Nov 23, 2024
Nov 23, 2024
The court was to serve as a final arbiter for justice under the aegis of the American Constitution, instead it has degenerated into a partisan justifier of current social thinking and a responder of its analysis of focus groups and personal prejudices, as the last Presidential election confirms. This is not a new development and serves as its sordid history bears testimony to, its pathetic travesty of justice, due process and decency. The acceptance of the aliens sedition act, Dred Scott decision and prior sanction of slavery, the Plessey vs. Ferguson, the Chinese exclusion act and the internment of the Japanese stand as permanent indictments of its inhumanity, indecency and lack of concern with justice. Lest, I be misconstrued as a latter day immigrant self-absorbed with race, there are equally despicable decisions condoning white indentured labor and giving the right to employers, to dictate the timing and conditions of work for employees and favoring commerce to the detriment of human and civil rights, throughout the late nineteenth and early twentieth century. I am not going to dwell on its myriad inadequacies of the past, including the grant of freedom of speech and the right of immortal persons to a corporation. It is its obstinate refusal to reform and dispense justice, which mandates its abolishment, for the utilitarian good of American citizens.
First, let me indict its lack of humanity by letting the inhumane law of California to stand, to allow three strikes and out and its recent merciless decision to restrict the visitation rights of the relatives of convicted criminals, showing a lack of basic human decency.
Further, let me take the most current decisions to highlight its moral cowardice, partisan thinking and complete lack of intellectual honesty and craven subservience to political correctness and expediency. Its schizophrenic kowtowing to public opinion is best illustrated by its mug-wamping on the death penalty by declaring it cruel and unusual punishment and then reversing itself like a weather vane, to align itself with the changed winds of public opinion.

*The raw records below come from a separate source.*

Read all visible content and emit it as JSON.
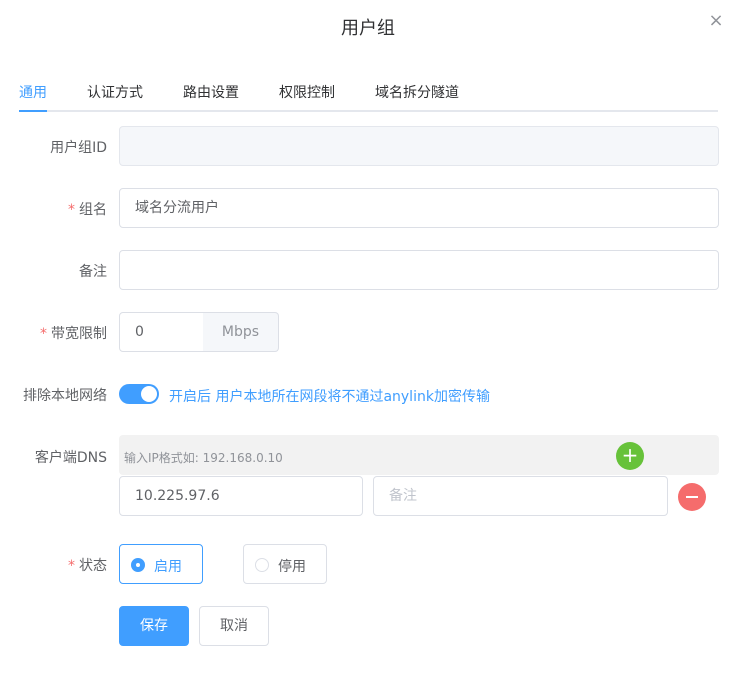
{
  "dialog": {
    "title": "用户组",
    "close_icon": "×"
  },
  "tabs": [
    {
      "label": "通用",
      "active": true
    },
    {
      "label": "认证方式",
      "active": false
    },
    {
      "label": "路由设置",
      "active": false
    },
    {
      "label": "权限控制",
      "active": false
    },
    {
      "label": "域名拆分隧道",
      "active": false
    }
  ],
  "form": {
    "group_id": {
      "label": "用户组ID",
      "value": ""
    },
    "name": {
      "required_mark": "*",
      "label": "组名",
      "value": "域名分流用户"
    },
    "note": {
      "label": "备注",
      "value": ""
    },
    "bandwidth": {
      "required_mark": "*",
      "label": "带宽限制",
      "value": "0",
      "unit": "Mbps"
    },
    "exclude_local": {
      "label": "排除本地网络",
      "enabled": true,
      "text": "开启后 用户本地所在网段将不通过anylink加密传输"
    },
    "client_dns": {
      "label": "客户端DNS",
      "hint": "输入IP格式如: 192.168.0.10",
      "add_icon": "+",
      "entries": [
        {
          "ip": "10.225.97.6",
          "note_placeholder": "备注"
        }
      ]
    },
    "status": {
      "required_mark": "*",
      "label": "状态",
      "options": [
        {
          "label": "启用",
          "checked": true
        },
        {
          "label": "停用",
          "checked": false
        }
      ]
    }
  },
  "actions": {
    "save_label": "保存",
    "cancel_label": "取消"
  },
  "colors": {
    "primary": "#409eff",
    "danger": "#f56c6c",
    "success": "#67c23a"
  }
}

On the matter of affirmative action, it is clearly unconstitutional to give preferences on the basis of
race, as much as it is patently unfair to give preferences to the children of alumni, or to admit jocks selectively in an institution of higher learning. It bowed to current fads by disallowing the wrong twenty-point benefit, on the basis of race for undergraduate U. of Michigan admissions, while leaving
a differential murky policy for graduate schools untouched, so as to placate the minorities. An un-elected court was meant to be an honest restraint on the elected, unprincipled scum, and not to advance partisan agenda or be a crowd pleaser. It could have written a bold opinion that current preferences are to compensate for centuries of prejudice and should have a limited tenure or even better still, publicly proclaimed that equality of opportunity is all that can be guaranteed and not that of results. This is the old quandary of the French revolution between equality and liberty.

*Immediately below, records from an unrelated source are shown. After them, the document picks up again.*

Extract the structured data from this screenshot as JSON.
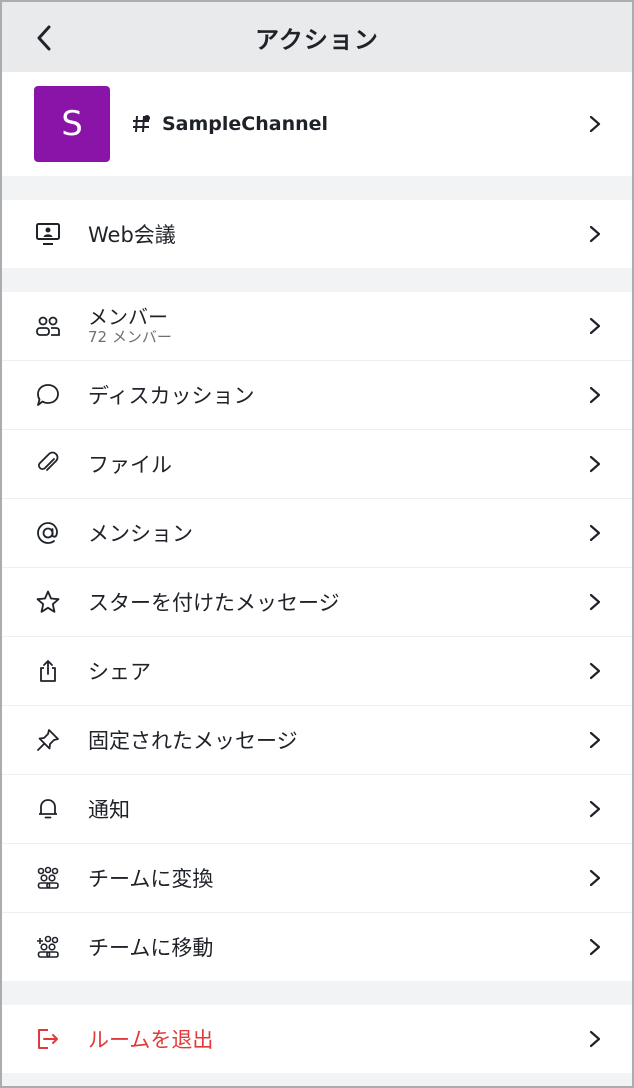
{
  "header": {
    "title": "アクション"
  },
  "channel": {
    "avatar_letter": "S",
    "name": "SampleChannel"
  },
  "web_meeting": {
    "label": "Web会議"
  },
  "members": {
    "label": "メンバー",
    "count": "72 メンバー"
  },
  "menu": {
    "discussion": "ディスカッション",
    "files": "ファイル",
    "mentions": "メンション",
    "starred": "スターを付けたメッセージ",
    "share": "シェア",
    "pinned": "固定されたメッセージ",
    "notifications": "通知",
    "convert_team": "チームに変換",
    "move_team": "チームに移動"
  },
  "leave": {
    "label": "ルームを退出"
  },
  "colors": {
    "avatar": "#8a14a8",
    "danger": "#e23a3a",
    "bg": "#f2f3f5"
  }
}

It had a real opportunity to reverse its prior follies in the Nike case, by clearly stating that corporations have no right to the first amendment, especially if the purpose is to embellish their image or to increase their sales and all their statements be construed as commercial speech. Instead, it went into a Hamlet like, indecisive soliloquy, whether it should or should not have taken the case and passed the buck back, in a cowardly and craven stance of indecision based on political prejudices, unrelated to law or justice.

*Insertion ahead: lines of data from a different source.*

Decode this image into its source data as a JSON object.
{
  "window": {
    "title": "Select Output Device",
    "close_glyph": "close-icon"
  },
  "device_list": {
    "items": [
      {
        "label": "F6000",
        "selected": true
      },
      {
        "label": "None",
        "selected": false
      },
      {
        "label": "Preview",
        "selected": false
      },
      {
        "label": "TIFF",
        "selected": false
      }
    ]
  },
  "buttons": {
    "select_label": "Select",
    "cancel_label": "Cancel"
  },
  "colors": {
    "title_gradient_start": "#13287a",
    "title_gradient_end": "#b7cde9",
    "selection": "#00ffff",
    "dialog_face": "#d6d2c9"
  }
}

Lastly on the Texas sodomy case, the majority and dissenting opinions were both, obscured by the fog of prejudice. This reversal of decision was again based on the contemporary mores, but lacked even a feeble attempt at judicial debate. The hip majority touted the invasion of privacy and the impropriety of restricting consensual sexual practices, without giving any thought to the floodgates that could be opened by the same legalese, condoning bigamy, prostitution and incest. The rigid conservatives like Scalia, waxed forth on this new penchant to take sides in a non-legal social controversy. His crucial omission of mention of history and the limits of legislating morality made his thesis trivial. He could have more clearly stated that this was not a constitutional issue to invoke an excuse for federal interference, and should have been left to the state legislatures to decide moral and appropriate behavior, without conceding a sanctimonious platform for all deviant behaviors, even though they clearly merit decriminalization, like many of our archaic prejudices, enshrined in law. Both sides lacked the inventive genius, sophistication or broad-mindedness and honesty to base their opinions on the public good or the principle of primum non nocere, which can vary with time, and requires the courage to stop hiding behind the skirts of the Constitution! An illiberal democracy on the road to the tyranny of the minority, due to the ignorance, stupidity and apathy of the majority, needs a rubber-stamping Supreme Court, as much as it needs a hole in its head!